La infancia. Cuando niña, le gustaba caminar despacio por la playa, tratando de que sus pies -que algunos años después, el público y los críticos compararían con alas- no se lastimaran con los caracoles que la cubrían. Se pueden imaginar: miles y miles de conchillas de todos los tamaños, algunas enteras y otras rotas en trozos más grandes o más pequeños, caracoles azulados, blancos, amarillos, rosados y casi verdes que a lo largo de los años se habían ido depositando de manera dispersa sobre la orilla del mar.
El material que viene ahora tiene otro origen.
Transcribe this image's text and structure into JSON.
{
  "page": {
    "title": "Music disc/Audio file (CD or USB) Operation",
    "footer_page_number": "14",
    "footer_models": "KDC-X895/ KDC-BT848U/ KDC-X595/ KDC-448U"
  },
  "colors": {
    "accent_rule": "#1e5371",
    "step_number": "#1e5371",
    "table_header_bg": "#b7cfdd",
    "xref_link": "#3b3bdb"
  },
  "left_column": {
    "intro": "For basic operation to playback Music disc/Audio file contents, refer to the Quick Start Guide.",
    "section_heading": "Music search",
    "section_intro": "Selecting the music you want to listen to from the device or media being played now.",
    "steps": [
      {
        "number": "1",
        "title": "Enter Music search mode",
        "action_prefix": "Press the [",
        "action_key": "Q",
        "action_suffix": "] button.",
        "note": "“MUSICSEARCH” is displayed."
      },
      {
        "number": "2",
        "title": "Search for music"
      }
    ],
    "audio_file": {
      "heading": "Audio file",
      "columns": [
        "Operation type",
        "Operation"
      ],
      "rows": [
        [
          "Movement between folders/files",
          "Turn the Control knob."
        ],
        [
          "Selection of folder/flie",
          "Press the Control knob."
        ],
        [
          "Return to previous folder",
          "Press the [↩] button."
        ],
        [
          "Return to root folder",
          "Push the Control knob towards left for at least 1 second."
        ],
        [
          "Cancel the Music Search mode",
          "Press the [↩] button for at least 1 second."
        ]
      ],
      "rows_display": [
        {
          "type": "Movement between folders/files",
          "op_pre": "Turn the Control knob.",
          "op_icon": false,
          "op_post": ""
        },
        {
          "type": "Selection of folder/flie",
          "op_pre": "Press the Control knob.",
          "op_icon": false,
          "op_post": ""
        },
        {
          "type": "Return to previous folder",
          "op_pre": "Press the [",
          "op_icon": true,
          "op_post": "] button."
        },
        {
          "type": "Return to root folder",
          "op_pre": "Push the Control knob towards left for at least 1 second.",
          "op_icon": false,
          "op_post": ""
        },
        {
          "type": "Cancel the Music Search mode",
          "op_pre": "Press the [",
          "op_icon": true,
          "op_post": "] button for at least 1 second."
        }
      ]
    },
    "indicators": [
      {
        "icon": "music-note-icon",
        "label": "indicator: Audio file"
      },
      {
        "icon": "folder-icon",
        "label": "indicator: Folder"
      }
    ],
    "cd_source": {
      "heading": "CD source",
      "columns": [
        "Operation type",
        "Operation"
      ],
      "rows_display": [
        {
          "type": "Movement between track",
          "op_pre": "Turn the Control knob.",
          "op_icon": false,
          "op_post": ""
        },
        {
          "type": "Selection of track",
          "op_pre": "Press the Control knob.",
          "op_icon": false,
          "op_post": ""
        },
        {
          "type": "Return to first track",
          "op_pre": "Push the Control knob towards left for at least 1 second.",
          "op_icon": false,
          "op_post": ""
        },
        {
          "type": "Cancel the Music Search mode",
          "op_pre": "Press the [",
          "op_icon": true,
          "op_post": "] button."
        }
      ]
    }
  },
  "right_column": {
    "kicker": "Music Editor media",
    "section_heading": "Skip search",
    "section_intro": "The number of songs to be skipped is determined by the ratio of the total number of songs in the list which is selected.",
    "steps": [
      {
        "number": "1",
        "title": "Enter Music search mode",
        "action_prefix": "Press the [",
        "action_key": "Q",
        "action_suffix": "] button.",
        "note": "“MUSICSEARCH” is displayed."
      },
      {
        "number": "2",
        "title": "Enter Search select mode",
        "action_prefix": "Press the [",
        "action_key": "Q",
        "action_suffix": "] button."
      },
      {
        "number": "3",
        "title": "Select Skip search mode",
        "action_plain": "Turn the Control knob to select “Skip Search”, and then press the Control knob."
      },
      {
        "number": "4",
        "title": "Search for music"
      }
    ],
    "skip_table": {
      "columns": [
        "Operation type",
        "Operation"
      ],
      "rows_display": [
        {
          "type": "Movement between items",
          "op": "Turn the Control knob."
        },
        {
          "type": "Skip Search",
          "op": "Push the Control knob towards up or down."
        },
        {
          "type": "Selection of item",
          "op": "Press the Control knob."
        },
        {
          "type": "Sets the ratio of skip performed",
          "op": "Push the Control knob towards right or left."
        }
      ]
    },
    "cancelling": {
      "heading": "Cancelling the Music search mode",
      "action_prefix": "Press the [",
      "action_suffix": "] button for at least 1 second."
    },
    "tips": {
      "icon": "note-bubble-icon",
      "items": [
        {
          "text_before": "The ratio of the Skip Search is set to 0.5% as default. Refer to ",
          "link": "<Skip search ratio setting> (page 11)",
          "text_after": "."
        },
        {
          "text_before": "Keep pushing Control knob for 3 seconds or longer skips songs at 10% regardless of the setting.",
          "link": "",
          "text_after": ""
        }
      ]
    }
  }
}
El cuerpo. Las emociones se expresan a través de los movimientos del cuerpo y por eso son fluidos y libres. No es sólo mi cuerpo el que baila. Ellos lo saben. De vez en cuando, un sector secreto de la playa de infancia, sin caracoles, le permitía descansar de la cuidadosa marcha de sus pies. En esas zonas de arena húmeda podían verse nítidas las huellas de las aves marinas. La niña que ella era pisaba una a una aquellas huellas con su propio pie y comparaba la marca de las aves -delgadas líneas, a veces, con forma de flecha- con su propia marca; las pisaba con cuidado, como sobrevolándolas, al ritmo de la música de la marea.
Mujer que baila. He sido una mujer irreverente que baila descalza. Han dicho que rindo culto al rito y a la naturaleza del cuerpo. Me han llamado "espíritu libertario". No puede ser bello aquello que es contrario a la naturaleza.
Las muertes. Los niños, sus hijos, están quietos en sus tumbas de ahogados. Los devoró el Sena. Los ríos devoran con su muerte quieta. A ella, en cambio, parecía darle la vida el mar, con su saciada sed de movimientos.
Miraba alrededor: el mundo exhalaba un vaho, algo, tal vez, como un mensaje. El cuerpo, pensaba, debe transmitirlo. Las noches y los días explotaban en sonidos, colores o fragancias. Ella no se detuvo. La vida estaba en movimiento, a pesar del horror del fondo del río inmóvil. Después, Niza. El cuello rozado apenas por el largo chal rojo del final. Pagana. Me han dicho pagana.